For those parents wanting a higher standard of education for their children may consider either secular or Christian private schools. These are obviously prohibitively expensive for lower income families or for families that have experienced unemployment. Home education is a very affordable alternative to private education and one that arguable can deliver equal or even better educational outcomes. Obviously one of the hidden costs of home education is the fact that at least one parent needs to commit to being home with the kids. But I have also seen many examples where parents share the task of home education be alternating the days that they work. Ultimately, the decision of home-school is not an economic one… most parents who choose to home-school would still do so even if money for education wasn’t a problem. But all things considered, home education is not expensive… especially when educational resources and activities can be shared by more than one child.
10. Love for my Child.
Finally, my overarching motivation for home-schooling is that I simply love my child. That is not to imply that parents who do not home-school do not love their kids, but simply to say that MY love for MY child motivates ME to choose home education.
The very first homeschooling family that I met related their neighbour’s comments to them as the end of the school holidays approached. They had said something that I am sure many frazzled parents have said, “Oh, I can’t wait for my kids to go back to school!”. The father in this family looked at me and said, “I really can’t understand that attitude. My children are my best friends… I love to be with them!”

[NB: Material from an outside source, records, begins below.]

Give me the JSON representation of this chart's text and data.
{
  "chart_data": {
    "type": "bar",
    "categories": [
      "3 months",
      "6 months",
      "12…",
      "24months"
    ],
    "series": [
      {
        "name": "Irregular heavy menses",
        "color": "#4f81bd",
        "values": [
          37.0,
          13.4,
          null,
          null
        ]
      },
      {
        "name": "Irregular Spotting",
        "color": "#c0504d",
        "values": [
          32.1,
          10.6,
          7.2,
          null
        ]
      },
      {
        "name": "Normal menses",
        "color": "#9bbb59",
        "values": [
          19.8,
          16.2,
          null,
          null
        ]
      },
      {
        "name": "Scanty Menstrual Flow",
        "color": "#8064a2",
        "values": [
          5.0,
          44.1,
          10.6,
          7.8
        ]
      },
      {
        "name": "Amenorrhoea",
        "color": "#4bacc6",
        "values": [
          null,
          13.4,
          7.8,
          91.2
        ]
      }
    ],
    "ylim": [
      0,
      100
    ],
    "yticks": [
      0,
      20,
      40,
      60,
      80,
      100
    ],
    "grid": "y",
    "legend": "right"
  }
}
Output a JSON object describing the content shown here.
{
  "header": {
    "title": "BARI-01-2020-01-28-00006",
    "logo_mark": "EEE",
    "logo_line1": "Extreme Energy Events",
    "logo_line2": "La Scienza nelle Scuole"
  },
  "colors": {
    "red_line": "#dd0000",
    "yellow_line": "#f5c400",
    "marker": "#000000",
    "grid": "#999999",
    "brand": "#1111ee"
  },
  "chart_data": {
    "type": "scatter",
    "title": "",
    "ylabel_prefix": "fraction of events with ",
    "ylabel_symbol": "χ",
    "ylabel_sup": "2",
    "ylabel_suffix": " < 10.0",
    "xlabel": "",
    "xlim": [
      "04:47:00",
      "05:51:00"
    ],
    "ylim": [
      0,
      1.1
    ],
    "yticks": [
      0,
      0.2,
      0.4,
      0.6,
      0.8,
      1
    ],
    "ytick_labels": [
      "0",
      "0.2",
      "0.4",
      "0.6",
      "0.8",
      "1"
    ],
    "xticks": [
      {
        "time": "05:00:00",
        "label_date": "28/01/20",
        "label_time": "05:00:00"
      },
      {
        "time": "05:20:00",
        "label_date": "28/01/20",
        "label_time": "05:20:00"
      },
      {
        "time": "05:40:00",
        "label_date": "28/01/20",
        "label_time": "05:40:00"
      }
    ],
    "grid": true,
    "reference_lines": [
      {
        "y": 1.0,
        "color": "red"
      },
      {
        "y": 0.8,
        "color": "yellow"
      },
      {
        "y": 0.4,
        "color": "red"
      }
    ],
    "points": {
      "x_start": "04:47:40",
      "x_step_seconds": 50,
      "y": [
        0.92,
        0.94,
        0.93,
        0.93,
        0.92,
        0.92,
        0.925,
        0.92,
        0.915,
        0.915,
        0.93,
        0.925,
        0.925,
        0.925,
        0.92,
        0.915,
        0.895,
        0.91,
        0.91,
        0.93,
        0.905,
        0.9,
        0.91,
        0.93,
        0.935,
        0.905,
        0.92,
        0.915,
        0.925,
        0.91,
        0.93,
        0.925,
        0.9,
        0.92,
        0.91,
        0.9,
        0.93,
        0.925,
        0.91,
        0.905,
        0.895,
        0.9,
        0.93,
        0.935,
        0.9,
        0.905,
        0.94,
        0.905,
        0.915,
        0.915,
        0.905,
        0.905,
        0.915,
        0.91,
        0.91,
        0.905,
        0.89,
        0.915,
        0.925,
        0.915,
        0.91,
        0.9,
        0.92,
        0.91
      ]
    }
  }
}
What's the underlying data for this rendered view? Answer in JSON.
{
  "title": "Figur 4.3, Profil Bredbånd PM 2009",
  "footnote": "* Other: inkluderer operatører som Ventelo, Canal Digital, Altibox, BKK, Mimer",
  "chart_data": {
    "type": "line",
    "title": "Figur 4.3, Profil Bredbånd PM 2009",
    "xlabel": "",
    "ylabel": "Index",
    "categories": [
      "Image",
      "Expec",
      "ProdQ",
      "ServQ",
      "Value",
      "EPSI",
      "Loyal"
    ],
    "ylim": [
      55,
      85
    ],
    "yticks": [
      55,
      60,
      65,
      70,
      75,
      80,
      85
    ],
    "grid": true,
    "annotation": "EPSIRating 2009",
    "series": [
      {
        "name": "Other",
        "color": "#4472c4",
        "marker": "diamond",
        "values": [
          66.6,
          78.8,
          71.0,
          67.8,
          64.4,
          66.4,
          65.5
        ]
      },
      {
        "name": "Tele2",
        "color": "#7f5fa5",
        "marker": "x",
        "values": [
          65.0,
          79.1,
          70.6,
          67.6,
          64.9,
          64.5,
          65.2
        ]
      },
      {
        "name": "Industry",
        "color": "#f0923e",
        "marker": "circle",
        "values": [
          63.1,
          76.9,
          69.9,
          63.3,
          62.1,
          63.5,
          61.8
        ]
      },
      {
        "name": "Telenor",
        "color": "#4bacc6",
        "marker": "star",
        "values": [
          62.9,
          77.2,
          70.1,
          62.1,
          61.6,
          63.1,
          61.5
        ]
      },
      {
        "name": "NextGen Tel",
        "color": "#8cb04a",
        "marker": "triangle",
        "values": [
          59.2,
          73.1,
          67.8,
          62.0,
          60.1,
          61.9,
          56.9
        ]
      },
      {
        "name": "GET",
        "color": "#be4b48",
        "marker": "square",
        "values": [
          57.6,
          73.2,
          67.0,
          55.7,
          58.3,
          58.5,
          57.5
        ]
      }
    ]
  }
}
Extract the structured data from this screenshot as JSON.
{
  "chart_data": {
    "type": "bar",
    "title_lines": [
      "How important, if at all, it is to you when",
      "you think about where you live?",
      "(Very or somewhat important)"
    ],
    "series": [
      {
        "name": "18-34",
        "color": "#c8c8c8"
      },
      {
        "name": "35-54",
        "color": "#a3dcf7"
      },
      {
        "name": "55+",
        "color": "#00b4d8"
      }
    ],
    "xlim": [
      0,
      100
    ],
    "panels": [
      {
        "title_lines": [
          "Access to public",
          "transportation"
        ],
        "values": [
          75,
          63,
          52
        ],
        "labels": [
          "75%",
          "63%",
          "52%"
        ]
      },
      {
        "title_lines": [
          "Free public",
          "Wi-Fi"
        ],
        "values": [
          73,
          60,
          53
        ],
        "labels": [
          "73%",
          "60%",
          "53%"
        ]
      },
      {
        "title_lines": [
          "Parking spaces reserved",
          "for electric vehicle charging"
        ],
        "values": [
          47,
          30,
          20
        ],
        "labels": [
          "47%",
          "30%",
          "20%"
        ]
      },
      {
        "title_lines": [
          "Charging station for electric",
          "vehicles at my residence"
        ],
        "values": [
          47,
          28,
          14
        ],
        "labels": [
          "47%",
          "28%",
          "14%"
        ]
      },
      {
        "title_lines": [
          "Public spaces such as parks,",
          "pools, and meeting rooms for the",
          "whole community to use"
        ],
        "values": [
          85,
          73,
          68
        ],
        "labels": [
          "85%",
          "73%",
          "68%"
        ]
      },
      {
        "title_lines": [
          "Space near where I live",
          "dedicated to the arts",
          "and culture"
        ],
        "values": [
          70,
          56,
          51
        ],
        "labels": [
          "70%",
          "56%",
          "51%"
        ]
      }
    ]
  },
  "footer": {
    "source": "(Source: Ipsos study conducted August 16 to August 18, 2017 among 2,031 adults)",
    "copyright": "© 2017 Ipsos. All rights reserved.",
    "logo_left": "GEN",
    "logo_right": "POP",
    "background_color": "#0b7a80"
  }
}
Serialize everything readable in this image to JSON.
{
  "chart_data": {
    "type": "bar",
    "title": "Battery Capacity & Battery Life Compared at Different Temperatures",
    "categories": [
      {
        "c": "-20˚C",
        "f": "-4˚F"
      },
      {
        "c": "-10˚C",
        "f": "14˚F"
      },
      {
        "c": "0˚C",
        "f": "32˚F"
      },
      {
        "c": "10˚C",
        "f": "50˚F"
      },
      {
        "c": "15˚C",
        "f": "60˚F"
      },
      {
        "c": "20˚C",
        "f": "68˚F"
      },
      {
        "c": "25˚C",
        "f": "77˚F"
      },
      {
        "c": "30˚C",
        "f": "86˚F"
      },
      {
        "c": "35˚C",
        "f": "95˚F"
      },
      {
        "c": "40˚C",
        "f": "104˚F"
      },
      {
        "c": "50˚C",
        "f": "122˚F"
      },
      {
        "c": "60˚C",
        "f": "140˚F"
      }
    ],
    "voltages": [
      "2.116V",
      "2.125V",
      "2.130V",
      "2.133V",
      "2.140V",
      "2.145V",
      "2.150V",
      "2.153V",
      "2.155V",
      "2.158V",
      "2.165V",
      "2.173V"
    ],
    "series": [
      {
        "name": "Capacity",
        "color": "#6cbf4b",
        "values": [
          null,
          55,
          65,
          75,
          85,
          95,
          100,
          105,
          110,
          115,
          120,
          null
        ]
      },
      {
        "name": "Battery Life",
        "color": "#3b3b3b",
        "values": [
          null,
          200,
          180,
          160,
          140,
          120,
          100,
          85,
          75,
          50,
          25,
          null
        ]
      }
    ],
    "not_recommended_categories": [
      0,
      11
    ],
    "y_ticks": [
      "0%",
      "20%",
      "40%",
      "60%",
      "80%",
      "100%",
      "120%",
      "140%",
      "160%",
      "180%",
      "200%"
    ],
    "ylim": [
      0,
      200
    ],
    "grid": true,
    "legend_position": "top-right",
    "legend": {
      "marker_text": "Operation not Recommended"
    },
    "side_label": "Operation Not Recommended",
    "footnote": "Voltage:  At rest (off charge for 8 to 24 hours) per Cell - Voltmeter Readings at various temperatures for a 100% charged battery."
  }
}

There is no doubt that homeschooling is a serious and demanding commitment of time. It’s actually not difficult, but it is a full-on commitment of time and there is no denying that it is sacrificial and other self aspirations need to be put aside. But there is no-one else that I would be prepared to make that level of commitment to than my own child. We as parents brought him into the world and we have a God-given responsibility to prepare him to live as successfully as possible in this world. So while we are able, while we have strength, we will make that commitment because we love our child. And there is ultimately no other task more worthy of our time and our energy than to prepare our child for their adulthood. Personally I would only relinquish the responsibility of education if circumstances prohibit it or if I became convinced that a school was able to meet my child’s specific needs better. And so as we proceed on our journey of home education, we simply take it one year at a time, fully reliant upon the grace and providence of God.